INCLUSION CRITERIA:
Patients will be enrolled into this study if they fulfill the following three criteria:
A. Patients of age greater than 6 months with a diagnosis of ADA-deficiency based on:
1. Confirmed absence (less than 3% of normal levels) of ADA enzymatic activity in peripheral blood or (for neonates) umbilical cord erythrocytes and/or leukocytes, or in cultured fetal cells derived from either chorionic villus biopsy or amniocentesis, prior to institution of enzyme replacement therapy.
AND
2. Evidence of severe combined immunodeficiency based on either:
Family history of first order relative with ADA deficiency and clinical and laboratory evidence of severe immunologic deficiency
OR
Evidence of severe immunologic deficiency in subject based on lymphopenia (absolute lymphocyte count less than 200) or severely decreased T lymphocyte blastogenic responses to phytohemagglutinin (cpm less than 5,000) prior to institution of immune restorative therapy
OR
3. Evidence of genetic mutations affecting the ADA gene as determined by the CLIA certified laboratory and clinical evidence of combined immunodeficiency based on lymphopenia (absolute lymphocyte counts less than 2SD of age-matched control values) and hypogammaglobulinemia (less than 2SD of age-matched control values) or lack of specific antibody response to vaccination. Evidence of life-threatening illness (increased frequency and/or severity of infections resulting in hospitalization and/or the administration of intravenous antibiotics) is necessary for patients to be eligible under this criterium.

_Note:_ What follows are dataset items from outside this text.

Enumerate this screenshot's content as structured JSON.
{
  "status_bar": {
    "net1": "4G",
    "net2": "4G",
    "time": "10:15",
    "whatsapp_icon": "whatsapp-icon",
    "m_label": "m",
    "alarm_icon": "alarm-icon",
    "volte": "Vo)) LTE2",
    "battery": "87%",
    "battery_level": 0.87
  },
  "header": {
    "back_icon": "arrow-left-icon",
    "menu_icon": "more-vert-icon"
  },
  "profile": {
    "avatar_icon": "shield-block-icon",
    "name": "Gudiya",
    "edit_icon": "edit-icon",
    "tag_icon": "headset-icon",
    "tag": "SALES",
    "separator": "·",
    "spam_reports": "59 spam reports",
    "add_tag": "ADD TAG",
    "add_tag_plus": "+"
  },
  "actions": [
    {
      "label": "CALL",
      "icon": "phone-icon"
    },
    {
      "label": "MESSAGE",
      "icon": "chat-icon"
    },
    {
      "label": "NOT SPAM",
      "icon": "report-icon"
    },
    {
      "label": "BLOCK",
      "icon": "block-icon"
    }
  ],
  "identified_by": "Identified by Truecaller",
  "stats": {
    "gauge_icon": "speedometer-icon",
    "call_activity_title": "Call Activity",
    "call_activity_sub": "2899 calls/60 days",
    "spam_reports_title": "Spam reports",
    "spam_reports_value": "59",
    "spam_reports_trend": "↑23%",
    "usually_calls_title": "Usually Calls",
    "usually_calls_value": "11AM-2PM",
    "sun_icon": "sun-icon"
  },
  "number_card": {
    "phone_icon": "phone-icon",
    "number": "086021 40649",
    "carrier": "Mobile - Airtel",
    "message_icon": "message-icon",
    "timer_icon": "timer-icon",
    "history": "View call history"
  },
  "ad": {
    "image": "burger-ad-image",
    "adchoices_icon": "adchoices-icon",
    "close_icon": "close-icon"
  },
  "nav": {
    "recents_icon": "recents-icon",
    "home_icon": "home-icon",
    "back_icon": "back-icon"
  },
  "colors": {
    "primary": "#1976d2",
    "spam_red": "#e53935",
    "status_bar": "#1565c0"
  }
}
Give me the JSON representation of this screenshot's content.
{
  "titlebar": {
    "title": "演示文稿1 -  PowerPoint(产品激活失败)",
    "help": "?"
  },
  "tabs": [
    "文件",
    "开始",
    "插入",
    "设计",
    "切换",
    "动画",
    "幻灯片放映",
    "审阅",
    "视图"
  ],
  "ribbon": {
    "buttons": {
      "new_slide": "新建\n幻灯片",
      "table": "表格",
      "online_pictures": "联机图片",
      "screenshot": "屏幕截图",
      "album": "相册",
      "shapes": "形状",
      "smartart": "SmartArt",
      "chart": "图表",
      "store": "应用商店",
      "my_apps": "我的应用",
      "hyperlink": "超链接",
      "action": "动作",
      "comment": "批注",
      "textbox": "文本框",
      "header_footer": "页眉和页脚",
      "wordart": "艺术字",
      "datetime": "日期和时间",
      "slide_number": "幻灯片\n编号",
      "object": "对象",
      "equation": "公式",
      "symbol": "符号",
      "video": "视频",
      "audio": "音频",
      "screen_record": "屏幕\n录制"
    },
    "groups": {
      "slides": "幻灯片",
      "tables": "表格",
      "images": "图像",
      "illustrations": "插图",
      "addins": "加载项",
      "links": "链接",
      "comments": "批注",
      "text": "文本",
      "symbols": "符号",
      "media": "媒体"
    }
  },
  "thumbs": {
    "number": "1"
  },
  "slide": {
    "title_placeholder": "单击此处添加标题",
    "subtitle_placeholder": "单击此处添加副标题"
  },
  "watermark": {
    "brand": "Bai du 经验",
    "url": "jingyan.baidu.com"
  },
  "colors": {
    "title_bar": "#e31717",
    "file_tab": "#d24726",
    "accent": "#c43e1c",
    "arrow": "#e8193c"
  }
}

B. Patients ineligible for allogeneic (matched sibling) bone marrow transplantation (BMT) based on:
1. Absence of a medically eligible HLA-identical sibling with normal immune function who may serve as an allogenic bone marrow donor
OR
2. Election by the parents or the adult patients to forgo allogeneic BMT in favor of PEG-ADA enzyme therapy after being invited to discuss alternative treatment options with a physician not connected with the protocol.
C. Written informed consent according to guidelines of the NHGRI IRB, NIH or the Committee on Clinical Investigations (CCI) at Children's Hospital Los Angeles (CHLA).
This study is also open to delayed/late onsent ADA-deficient patients who fulfill the criteria A, B.1, and C and who are not receiving PEG-ADA treatment after being invited to discuss all alternative treatment options with a physician not connected with the protocol.
EXCLUSION CRITERIA:
Age:
a. Age less than 6 months
Hematologic:
a. Anemia (hemoglobin less than 10.5 mg/dl, for subjects 2 years of age or less or hemoglobin less than 11.5 mg/dl for subjects older than 2 years of age in the presence of normal iron studies).
b. Neutropenia (absolute granulocyte count less than 1000/mm(3) (ages 6-12 months) or less than 1,500/mm(3) for ages greater than 1 year).
c. Thrombocytopenia (platelet count less than 150,000 mm(3) at any age)
d. PT or PTT greater than 2 times normal.
e. Cytogenic abnormalities on peripheral blood.
Infectious:
a. Evidence of active opportunistic infection or infection with HIV-1, hepatitis B, CMV or parvovirus B19 by DNA PCR at time of assessment.
Pulmonary:
a. Resting O2 saturation by pulse oximetry less than 95%.
b. Chest X-ray indicating active or progressive pulmonary disease.
Cardiac:
a. Abnormal electrocardiogram (EKG) indicating cardiac pathology.
b. Uncorrected congenital cardiac malformation.
c. Active cardiac disease, including clinical evidence of congestive heart failure, cyanosis, or hypotension.
Neurologic:
a. Significant neurologic abnormality by examination.
b. Uncontrolled seizure disorder.
Renal:
a. Renal insufficiency: for pediatric patients serum creatinine greater than or equal to 1.2 mg/dl, or greater than or equal to 3+ proteinuria, for adults values at grades greater than or equal to of the NCI Common Toxicity Criteria (CTC).
b. Abnormal serum sodium, potassium, calcium, magnesium, phosphate at grade III or IV by DAIDS Toxicity Scale or NCI CTC.
Hepatic/Gl:
a. Serum transaminases greater than 5 times normal.
b. Serum bilirubin greater than 3.0 mg/dl.
c. Serum glucose greater than 250 mg/dl.
d. Intractable severe diarrhea.
Oncologic:
a. Evidence of active malignant disease.
General:
a. Expected survival less than 6 months.
b. Major congenital anomaly.
c. Subject pregnant.
d. Medically eligible HLA-identical sibling available.
e. Known hypersensitivity to busulfan.
f. Other conditions which in the opinion of the P.I. or co-investigators, contra-indicate infusion of transduced cells or ability to follow protocol.